Drawing on evidence across mental health, paediatrics, women’s and neonatal health, rehabilitation, ageing and palliative care, the panel considers how arts and culture can reduce anxiety, agitation, pain and distress; support emotional expression and trauma recovery; strengthen communication, reflection and professional identity formation; and contribute to calmer, safer and more welcoming healthcare environments.
The session also explores the growing recognition that safety in healthcare is often relational, cultural and environmental - sensed and felt through sound, image, light, atmosphere, story, relationship and belonging.
Arts-based approaches provides important non-verbal modalities for expression, helping people process complex emotions and big feelings, to find sanctuary, experience play, distraction and moments of relief within often stressful healthcare environments and experiences.

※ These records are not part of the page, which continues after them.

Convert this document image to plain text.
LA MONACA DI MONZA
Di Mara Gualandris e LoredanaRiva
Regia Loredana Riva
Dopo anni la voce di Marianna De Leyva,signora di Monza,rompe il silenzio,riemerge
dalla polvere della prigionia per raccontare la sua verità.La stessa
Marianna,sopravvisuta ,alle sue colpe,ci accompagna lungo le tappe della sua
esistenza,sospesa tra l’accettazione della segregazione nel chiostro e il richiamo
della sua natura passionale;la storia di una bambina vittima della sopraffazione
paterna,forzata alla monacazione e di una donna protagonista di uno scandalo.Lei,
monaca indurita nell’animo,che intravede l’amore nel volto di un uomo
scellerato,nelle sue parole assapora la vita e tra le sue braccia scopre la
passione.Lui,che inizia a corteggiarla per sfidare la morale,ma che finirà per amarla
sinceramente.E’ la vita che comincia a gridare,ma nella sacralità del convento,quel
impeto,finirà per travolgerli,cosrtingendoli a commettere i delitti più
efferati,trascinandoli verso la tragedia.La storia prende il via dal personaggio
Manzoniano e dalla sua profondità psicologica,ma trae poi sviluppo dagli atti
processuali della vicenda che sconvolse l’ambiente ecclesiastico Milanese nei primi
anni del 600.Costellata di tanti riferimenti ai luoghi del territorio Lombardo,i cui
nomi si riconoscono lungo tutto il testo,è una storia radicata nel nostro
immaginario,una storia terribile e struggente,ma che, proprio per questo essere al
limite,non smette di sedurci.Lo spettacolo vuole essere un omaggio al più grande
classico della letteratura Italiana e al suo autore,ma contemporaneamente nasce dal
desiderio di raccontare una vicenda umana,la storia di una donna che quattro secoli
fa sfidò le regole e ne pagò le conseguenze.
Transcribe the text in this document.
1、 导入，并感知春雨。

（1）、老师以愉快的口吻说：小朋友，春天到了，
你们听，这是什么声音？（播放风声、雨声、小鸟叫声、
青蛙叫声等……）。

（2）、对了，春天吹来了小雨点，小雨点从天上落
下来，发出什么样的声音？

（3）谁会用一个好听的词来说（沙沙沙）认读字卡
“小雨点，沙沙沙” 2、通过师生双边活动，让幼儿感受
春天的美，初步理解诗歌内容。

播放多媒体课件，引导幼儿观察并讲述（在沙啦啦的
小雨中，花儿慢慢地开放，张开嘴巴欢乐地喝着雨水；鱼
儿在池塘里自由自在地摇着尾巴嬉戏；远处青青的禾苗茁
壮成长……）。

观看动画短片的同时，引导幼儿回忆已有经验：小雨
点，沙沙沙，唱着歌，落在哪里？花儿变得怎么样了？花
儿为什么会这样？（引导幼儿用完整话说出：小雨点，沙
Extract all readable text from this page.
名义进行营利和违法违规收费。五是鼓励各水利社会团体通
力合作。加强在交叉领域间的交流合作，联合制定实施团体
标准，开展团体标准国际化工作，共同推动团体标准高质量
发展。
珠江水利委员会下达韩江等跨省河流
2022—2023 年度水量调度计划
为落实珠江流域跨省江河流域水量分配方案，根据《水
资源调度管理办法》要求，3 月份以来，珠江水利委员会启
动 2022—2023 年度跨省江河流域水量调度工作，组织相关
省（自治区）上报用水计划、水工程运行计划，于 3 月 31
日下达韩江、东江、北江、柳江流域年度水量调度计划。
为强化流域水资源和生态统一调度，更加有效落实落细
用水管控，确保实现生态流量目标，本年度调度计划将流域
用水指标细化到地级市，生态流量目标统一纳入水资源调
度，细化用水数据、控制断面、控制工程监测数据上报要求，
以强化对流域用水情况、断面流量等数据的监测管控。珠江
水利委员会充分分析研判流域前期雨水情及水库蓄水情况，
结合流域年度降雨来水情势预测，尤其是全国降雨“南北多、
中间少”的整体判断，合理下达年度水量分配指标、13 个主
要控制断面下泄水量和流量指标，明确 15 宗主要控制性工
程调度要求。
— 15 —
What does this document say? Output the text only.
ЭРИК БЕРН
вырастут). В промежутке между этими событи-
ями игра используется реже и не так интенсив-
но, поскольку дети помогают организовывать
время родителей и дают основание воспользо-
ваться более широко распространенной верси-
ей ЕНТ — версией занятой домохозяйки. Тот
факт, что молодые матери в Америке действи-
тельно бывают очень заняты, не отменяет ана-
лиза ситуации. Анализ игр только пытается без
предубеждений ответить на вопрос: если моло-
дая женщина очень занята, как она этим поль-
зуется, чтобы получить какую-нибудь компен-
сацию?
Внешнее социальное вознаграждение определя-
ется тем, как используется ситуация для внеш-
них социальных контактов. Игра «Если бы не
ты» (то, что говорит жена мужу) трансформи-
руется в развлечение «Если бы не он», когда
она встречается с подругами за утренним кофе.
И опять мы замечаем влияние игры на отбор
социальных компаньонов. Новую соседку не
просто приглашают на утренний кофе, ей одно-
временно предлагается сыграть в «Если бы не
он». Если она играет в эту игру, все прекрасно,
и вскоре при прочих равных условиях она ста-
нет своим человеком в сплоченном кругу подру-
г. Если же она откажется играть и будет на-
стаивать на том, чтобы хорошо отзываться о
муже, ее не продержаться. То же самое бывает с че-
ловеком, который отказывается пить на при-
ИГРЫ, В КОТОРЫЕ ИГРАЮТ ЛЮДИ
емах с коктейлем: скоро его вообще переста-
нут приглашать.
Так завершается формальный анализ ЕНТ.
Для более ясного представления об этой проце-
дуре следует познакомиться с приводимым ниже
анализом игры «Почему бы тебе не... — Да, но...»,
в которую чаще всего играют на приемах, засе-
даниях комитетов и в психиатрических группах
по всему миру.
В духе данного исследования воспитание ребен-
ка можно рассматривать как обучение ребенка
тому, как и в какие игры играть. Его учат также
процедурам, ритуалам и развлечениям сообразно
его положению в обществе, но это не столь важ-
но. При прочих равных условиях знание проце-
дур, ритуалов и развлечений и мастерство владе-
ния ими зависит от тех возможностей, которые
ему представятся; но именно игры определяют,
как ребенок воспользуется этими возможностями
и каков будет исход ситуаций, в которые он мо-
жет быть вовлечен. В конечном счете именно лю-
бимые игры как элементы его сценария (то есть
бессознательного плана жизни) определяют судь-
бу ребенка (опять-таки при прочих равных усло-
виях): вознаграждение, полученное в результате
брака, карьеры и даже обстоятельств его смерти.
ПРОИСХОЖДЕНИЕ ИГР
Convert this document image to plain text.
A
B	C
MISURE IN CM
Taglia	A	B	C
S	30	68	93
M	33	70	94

Together, the panel considers how creativity can help shape more human, connected and compassionate models of care for patients, families, staff and communities.
Session 2 — Community arts for health and wellbeing
Creativity, connection and flourishing beyond hospital walls
What role might arts and culture play in rehabilitation, prevention, belonging and population wellbeing?
This session explores community arts, public health, Arts on Prescription and social prescribing through perspectives from artists, general practice, community practitioners and health professionals working across wellbeing, participation and recovery.
Drawing on growing evidence from public health, mental health and community wellbeing, the panel considers how creative participation can reduce loneliness and isolation, strengthen resilience, support emotional wellbeing, foster identity and belonging, and contribute to healthier, more connected communities.
Conversations will explore the role of arts and culture across the lifespan, from becoming a family, to ageing, caregiving, trauma recovery, grief and loss, mental health and community resilience.
The session also examines the growing role of creativity within prevention and population health approaches, including how community-based arts participation may support recovery, self-management, social connection and community resilience in ways that strengthen wellbeing before crisis occurs and potentially reduce avoidable healthcare presentations and hospitalisation.
From storytelling and music to craft, dance, creative writing and cultural practice, arts-based approaches can provide accessible, relational and non-clinical pathways for reflection, joy, expression, participation and meaning in everyday life.
Together, the panel explores how creativity and cultural participation might help cultivate more connected, compassionate and flourishing communities beyond hospital walls.
Session 3 — Systems, strategy and futures
Research, policy and the future of healing arts in South Australia
As international momentum grows around Arts in Health, what might the future of healthcare, culture and wellbeing look like?
This session explores the growing intersection between research, policy, systems thinking and cultural leadership through perspectives spanning Arts in Health research, workforce wellbeing, healing environments, education, public policy and systems change.
The discussion will consider the increasing recognition by organisations including the World Health Organisation and the Jameel Arts & Health Lab that arts and culture contribute to prevention, recovery, workforce wellbeing, community connection and more compassionate systems of care. Conversations will also explore Healing Arts Week 2027, emerging Arts in Health research, translational practice, and the growing role of creativity in helping healthcare professionals remain connected to empathy, meaning and the human experience of care.
The session further examines the relationship between culture, health and the climate crisis, recognising that many contemporary health challenges are deeply relational, social, ecological and cultural in nature.
Together, the panel invites audiences to consider how creativity, imagination and cultural participation might help shape healthier, more connected and more humane futures, from hospitals and healthcare systems to communities and everyday life.